Dirty Projectors was formed in 2003 by David Longstreth, using the moniker to release wildly imaginative albums spanning guitar-based experimental song, scored composition, electronic music, hardcore, and medieval vocal polyphony. The early years of the band featured an evolving cast of musicians, eventually solidifying around Longstreth (vocals & guitar), Amber Coffman (vocals & guitar), Nat Baldwin (bass), Angel Deradoorian (vocals and keyboard) and Brian McOmber (drums). Haley Dekle (vocals) joined in 2009. 2009’s Bitte Orca was Dirty Projectors’ breakout moment, landing them on almost every Album of the Year list in the country and bringing them to five continents over two years. 2009 saw the band collaborating with David Byrne and The Roots, appearing on Late Show with David Letterman and Late Night with Jimmy Fallon, as well as playing myriad club shows and international festivals.

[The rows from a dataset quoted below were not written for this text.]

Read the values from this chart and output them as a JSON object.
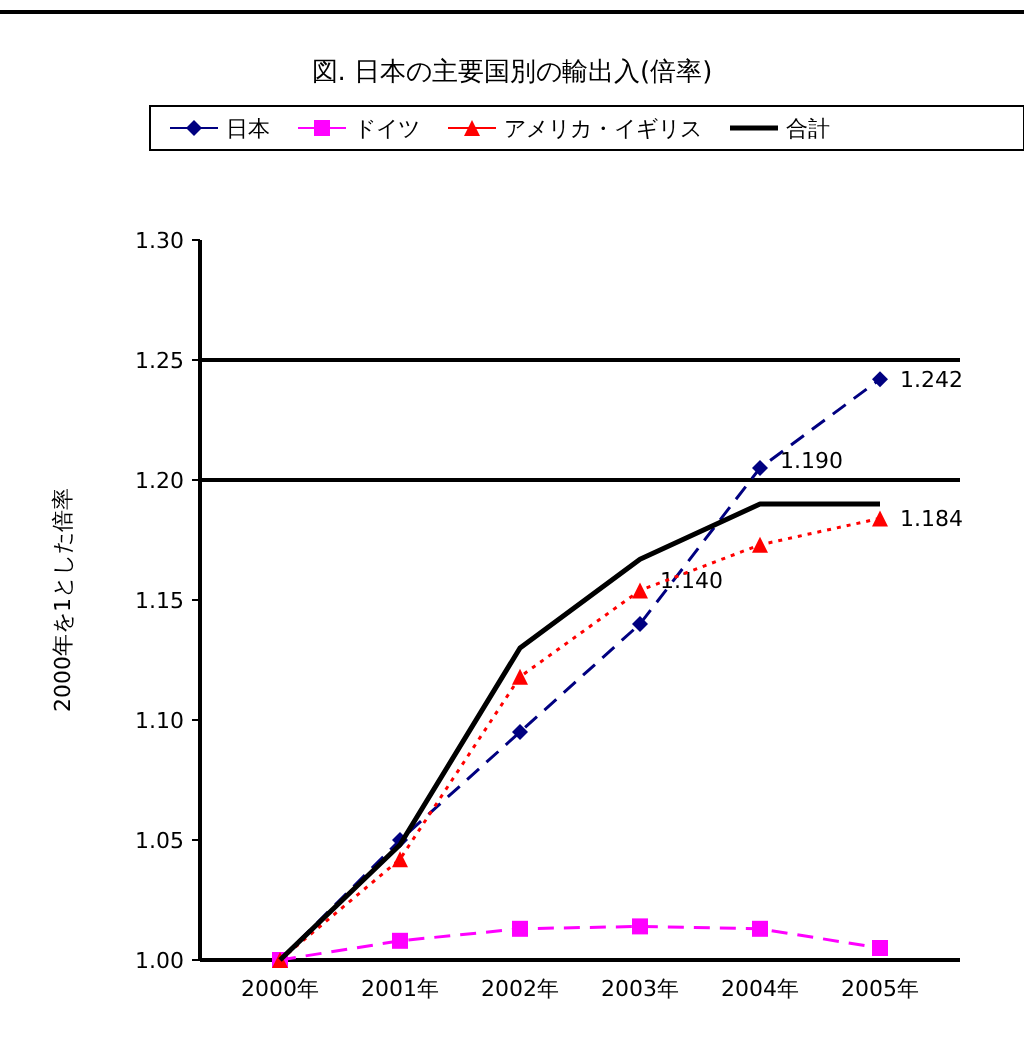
{
  "chart_data": {
    "type": "line",
    "title": "図. 日本の主要国別の輸出入(倍率)",
    "ylabel": "2000年を1とした倍率",
    "categories": [
      "2000年",
      "2001年",
      "2002年",
      "2003年",
      "2004年",
      "2005年"
    ],
    "series": [
      {
        "name": "日本",
        "color": "#000080",
        "marker": "diamond",
        "line_style": "dashed",
        "values": [
          1.0,
          1.05,
          1.095,
          1.14,
          1.205,
          1.242
        ],
        "value_labels": [
          null,
          null,
          null,
          "1.140",
          null,
          "1.242"
        ]
      },
      {
        "name": "ドイツ",
        "color": "#ff00ff",
        "marker": "square",
        "line_style": "dashed",
        "values": [
          1.0,
          1.008,
          1.013,
          1.014,
          1.013,
          1.005
        ]
      },
      {
        "name": "アメリカ・イギリス",
        "color": "#ff0000",
        "marker": "triangle",
        "line_style": "dotted",
        "values": [
          1.0,
          1.042,
          1.118,
          1.154,
          1.173,
          1.184
        ],
        "value_labels": [
          null,
          null,
          null,
          null,
          null,
          "1.184"
        ]
      },
      {
        "name": "合計",
        "color": "#000000",
        "marker": "none",
        "line_style": "solid",
        "values": [
          1.0,
          1.048,
          1.13,
          1.167,
          1.19,
          1.19
        ],
        "value_labels": [
          null,
          null,
          null,
          null,
          "1.190",
          null
        ]
      }
    ],
    "ylim": [
      1.0,
      1.3
    ],
    "yticks": [
      {
        "value": 1.0,
        "label": "1.00"
      },
      1.05,
      {
        "value": 1.1,
        "label": "1.10"
      },
      1.15,
      {
        "value": 1.2,
        "label": "1.20"
      },
      1.25,
      {
        "value": 1.3,
        "label": "1.30"
      }
    ],
    "ref_lines": [
      {
        "axis": "y",
        "value": 1.2,
        "color": "#000000"
      },
      {
        "axis": "y",
        "value": 1.25,
        "color": "#000000"
      }
    ],
    "legend": "top",
    "grid": false
  }
}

In 2010, the band collaborated with Björk on the Mount Wittenberg Orca EP, which generated over $60,000 for a National Geographic endeavor to preserve wild ocean reefs. They also presented the 2005 album The Getty Address with 20-piece chamber ensemble Alarm Will Sound at Lincoln Center in New York, the Barbican in London and the Walt Disney Concert Hall in LA, as well as selling out New York’s 3000-cap Terminal 5. At the dawn of 2011, Longstreth began writing songs for the band’s next LP.

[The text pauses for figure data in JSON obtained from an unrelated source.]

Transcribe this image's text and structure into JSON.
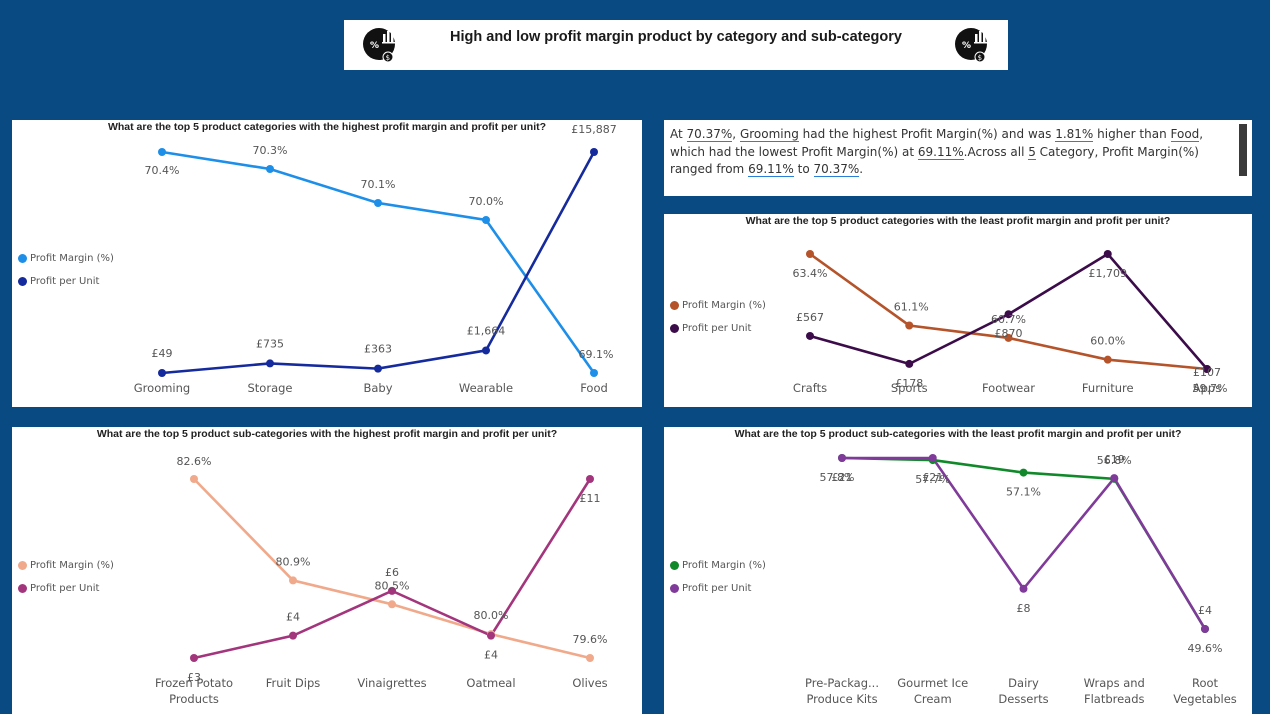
{
  "header": {
    "title": "High and low profit margin product by category and sub-category",
    "icons": [
      "profit-chart-icon",
      "profit-chart-icon"
    ]
  },
  "summary": {
    "parts": [
      {
        "t": "At ",
        "hl": false
      },
      {
        "t": "70.37%",
        "hl": true
      },
      {
        "t": ", ",
        "hl": false
      },
      {
        "t": "Grooming",
        "hl": true
      },
      {
        "t": " had the highest Profit Margin(%) and was ",
        "hl": false
      },
      {
        "t": "1.81%",
        "hl": true
      },
      {
        "t": " higher than ",
        "hl": false
      },
      {
        "t": "Food",
        "hl": true
      },
      {
        "t": ", which had the lowest Profit Margin(%) at ",
        "hl": false
      },
      {
        "t": "69.11%",
        "hl": true
      },
      {
        "t": ".Across all ",
        "hl": false
      },
      {
        "t": "5",
        "hl": true
      },
      {
        "t": " Category, Profit Margin(%) ranged from ",
        "hl": false
      },
      {
        "t": "69.11%",
        "hl": true
      },
      {
        "t": " to ",
        "hl": false
      },
      {
        "t": "70.37%",
        "hl": true
      },
      {
        "t": ".",
        "hl": false
      }
    ]
  },
  "chart_data": [
    {
      "type": "line",
      "title": "What are the top 5 product categories with the highest profit margin and profit per unit?",
      "categories": [
        "Grooming",
        "Storage",
        "Baby",
        "Wearable",
        "Food"
      ],
      "legend_position": "left",
      "series": [
        {
          "name": "Profit Margin (%)",
          "color": "#1e8fe8",
          "values": [
            70.4,
            70.3,
            70.1,
            70.0,
            69.1
          ],
          "labels": [
            "70.4%",
            "70.3%",
            "70.1%",
            "70.0%",
            "69.1%"
          ],
          "ylim": [
            69.1,
            70.4
          ]
        },
        {
          "name": "Profit per Unit",
          "color": "#152a9c",
          "values": [
            49,
            735,
            363,
            1664,
            15887
          ],
          "labels": [
            "£49",
            "£735",
            "£363",
            "£1,664",
            "£15,887"
          ],
          "axis": "secondary"
        }
      ]
    },
    {
      "type": "line",
      "title": "What are the top 5 product categories with the least profit margin and profit per unit?",
      "categories": [
        "Crafts",
        "Sports",
        "Footwear",
        "Furniture",
        "Apps"
      ],
      "legend_position": "left",
      "series": [
        {
          "name": "Profit Margin (%)",
          "color": "#b5532a",
          "values": [
            63.4,
            61.1,
            60.7,
            60.0,
            59.7
          ],
          "labels": [
            "63.4%",
            "61.1%",
            "60.7%",
            "60.0%",
            "59.7%"
          ],
          "ylim": [
            59.7,
            63.4
          ]
        },
        {
          "name": "Profit per Unit",
          "color": "#3b0c49",
          "values": [
            567,
            178,
            870,
            1709,
            107
          ],
          "labels": [
            "£567",
            "£178",
            "£870",
            "£1,709",
            "£107"
          ],
          "axis": "secondary"
        }
      ]
    },
    {
      "type": "line",
      "title": "What are the top 5 product sub-categories with the highest profit margin and profit per unit?",
      "categories": [
        "Frozen Potato Products",
        "Fruit Dips",
        "Vinaigrettes",
        "Oatmeal",
        "Olives"
      ],
      "legend_position": "left",
      "series": [
        {
          "name": "Profit Margin (%)",
          "color": "#f0a98a",
          "values": [
            82.6,
            80.9,
            80.5,
            80.0,
            79.6
          ],
          "labels": [
            "82.6%",
            "80.9%",
            "80.5%",
            "80.0%",
            "79.6%"
          ],
          "ylim": [
            79.6,
            82.6
          ]
        },
        {
          "name": "Profit per Unit",
          "color": "#a3357d",
          "values": [
            3,
            4,
            6,
            4,
            11
          ],
          "labels": [
            "£3",
            "£4",
            "£6",
            "£4",
            "£11"
          ],
          "axis": "secondary"
        }
      ]
    },
    {
      "type": "line",
      "title": "What are the top 5 product sub-categories with the least profit margin and profit per unit?",
      "categories": [
        "Pre-Packag... Produce Kits",
        "Gourmet Ice Cream",
        "Dairy Desserts",
        "Wraps and Flatbreads",
        "Root Vegetables"
      ],
      "legend_position": "left",
      "series": [
        {
          "name": "Profit Margin (%)",
          "color": "#11892a",
          "values": [
            57.8,
            57.7,
            57.1,
            56.8,
            49.6
          ],
          "labels": [
            "57.8%",
            "57.7%",
            "57.1%",
            "56.8%",
            "49.6%"
          ],
          "ylim": [
            49.6,
            57.8
          ]
        },
        {
          "name": "Profit per Unit",
          "color": "#7f3a9a",
          "values": [
            21,
            21,
            8,
            19,
            4
          ],
          "labels": [
            "£21",
            "£21",
            "£8",
            "£19",
            "£4"
          ],
          "axis": "secondary"
        }
      ]
    }
  ]
}
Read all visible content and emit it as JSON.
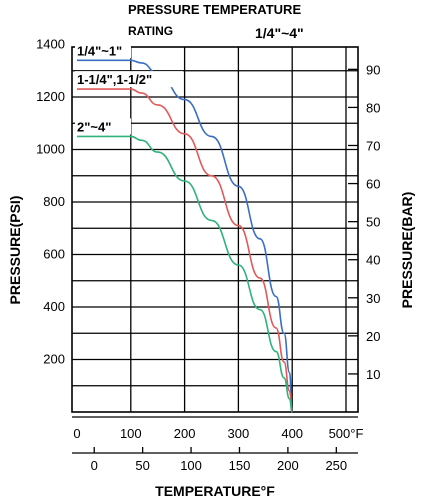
{
  "chart_data": {
    "type": "line",
    "title": "PRESSURE TEMPERATURE",
    "subtitle": "RATING",
    "size_range": "1/4\"~4\"",
    "ylabel_left": "PRESSURE(PSI)",
    "ylabel_right": "PRESSURE(BAR)",
    "xlabel": "TEMPERATURE°F",
    "x_top_ticks": [
      "0",
      "100",
      "200",
      "300",
      "400",
      "500°F"
    ],
    "x_bottom_ticks": [
      "0",
      "50",
      "100",
      "150",
      "200",
      "250"
    ],
    "y_left_ticks": [
      "200",
      "400",
      "600",
      "800",
      "1000",
      "1200",
      "1400"
    ],
    "y_right_ticks": [
      "10",
      "20",
      "30",
      "40",
      "50",
      "60",
      "70",
      "80",
      "90"
    ],
    "xlim": [
      0,
      500
    ],
    "ylim": [
      0,
      1450
    ],
    "grid": true,
    "series": [
      {
        "name": "1/4\"~1\"",
        "color": "#3a6fc4",
        "x": [
          0,
          100,
          120,
          150,
          200,
          250,
          300,
          340,
          370,
          385,
          395,
          400
        ],
        "y": [
          1340,
          1340,
          1330,
          1290,
          1190,
          1050,
          860,
          660,
          440,
          300,
          150,
          0
        ]
      },
      {
        "name": "1-1/4\",1-1/2\"",
        "color": "#e05a5a",
        "x": [
          0,
          100,
          120,
          150,
          200,
          250,
          300,
          340,
          370,
          385,
          395,
          400
        ],
        "y": [
          1230,
          1230,
          1215,
          1170,
          1060,
          900,
          710,
          510,
          320,
          190,
          80,
          0
        ]
      },
      {
        "name": "2\"~4\"",
        "color": "#2fb37a",
        "x": [
          0,
          100,
          120,
          150,
          200,
          250,
          300,
          340,
          370,
          385,
          395,
          400
        ],
        "y": [
          1050,
          1050,
          1035,
          990,
          880,
          730,
          560,
          390,
          230,
          130,
          50,
          0
        ]
      }
    ]
  }
}
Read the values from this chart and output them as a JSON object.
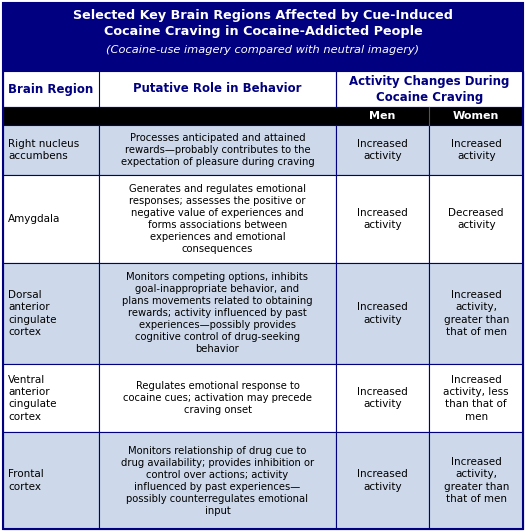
{
  "title_line1": "Selected Key Brain Regions Affected by Cue-Induced",
  "title_line2": "Cocaine Craving in Cocaine-Addicted People",
  "title_line3": "(Cocaine-use imagery compared with neutral imagery)",
  "header_bg": "#000080",
  "header_text_color": "#ffffff",
  "col_header_text_color": "#000080",
  "subheader_bg": "#000000",
  "row_bg_odd": "#cdd9ea",
  "row_bg_even": "#ffffff",
  "border_color": "#000080",
  "fig_w": 5.26,
  "fig_h": 5.32,
  "dpi": 100,
  "rows": [
    {
      "brain_region": "Right nucleus\naccumbens",
      "role": "Processes anticipated and attained\nrewards—probably contributes to the\nexpectation of pleasure during craving",
      "men": "Increased\nactivity",
      "women": "Increased\nactivity"
    },
    {
      "brain_region": "Amygdala",
      "role": "Generates and regulates emotional\nresponses; assesses the positive or\nnegative value of experiences and\nforms associations between\nexperiences and emotional\nconsequences",
      "men": "Increased\nactivity",
      "women": "Decreased\nactivity"
    },
    {
      "brain_region": "Dorsal\nanterior\ncingulate\ncortex",
      "role": "Monitors competing options, inhibits\ngoal-inappropriate behavior, and\nplans movements related to obtaining\nrewards; activity influenced by past\nexperiences—possibly provides\ncognitive control of drug-seeking\nbehavior",
      "men": "Increased\nactivity",
      "women": "Increased\nactivity,\ngreater than\nthat of men"
    },
    {
      "brain_region": "Ventral\nanterior\ncingulate\ncortex",
      "role": "Regulates emotional response to\ncocaine cues; activation may precede\ncraving onset",
      "men": "Increased\nactivity",
      "women": "Increased\nactivity, less\nthan that of\nmen"
    },
    {
      "brain_region": "Frontal\ncortex",
      "role": "Monitors relationship of drug cue to\ndrug availability; provides inhibition or\ncontrol over actions; activity\ninfluenced by past experiences—\npossibly counterregulates emotional\ninput",
      "men": "Increased\nactivity",
      "women": "Increased\nactivity,\ngreater than\nthat of men"
    }
  ]
}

The songs of Swing Lo Magellan are culled from a sprawling twelve months of constant writing and recording in a weird house in Delaware County, New York (four hours northwest of the city). Longstreth, who produced and mixed, wrote seventy new songs and beats. The band—Amber Coffman (vocals & guitar), Nat Baldwin (bass), Brian McOmber (drums) & Haley Dekle (vocals) – often joined him, rehearsing the new music more or less constantly in the house’s A-frame attic. (Vocalist Angel Deradoorian is on hiatus). The twelve songs of Swing Lo Magellan were winnowed down from about forty finished demos. The finished recordings bear the impress of this informal working style: the album is a collection of moments: accidental, fortuitous, spontaneous. The performances feel warm and imperfect. Unguarded intimacy is somewhat of a new look for this band, and it turns out it’s a very good look.
The sound of this album is totally unique—with an aesthetic that explodes in two directions at once. The grain of the voices and live-in-the-room quality of the amps contrast the rich orchestral layering of Longstreth’s arrangements for contemporary ensemble yMusic, the warmth of the bass and the sheen and blast of the beat programming.
Swing Lo Magellan is an album that comes from the hearts of one of the most fearlessly cerebral bands of the last ten years. The album has both the handmade intimacy of a love letter and the widescreen grandeur of a blockbuster, and if that sounds like a paradox—it’s because it was until now.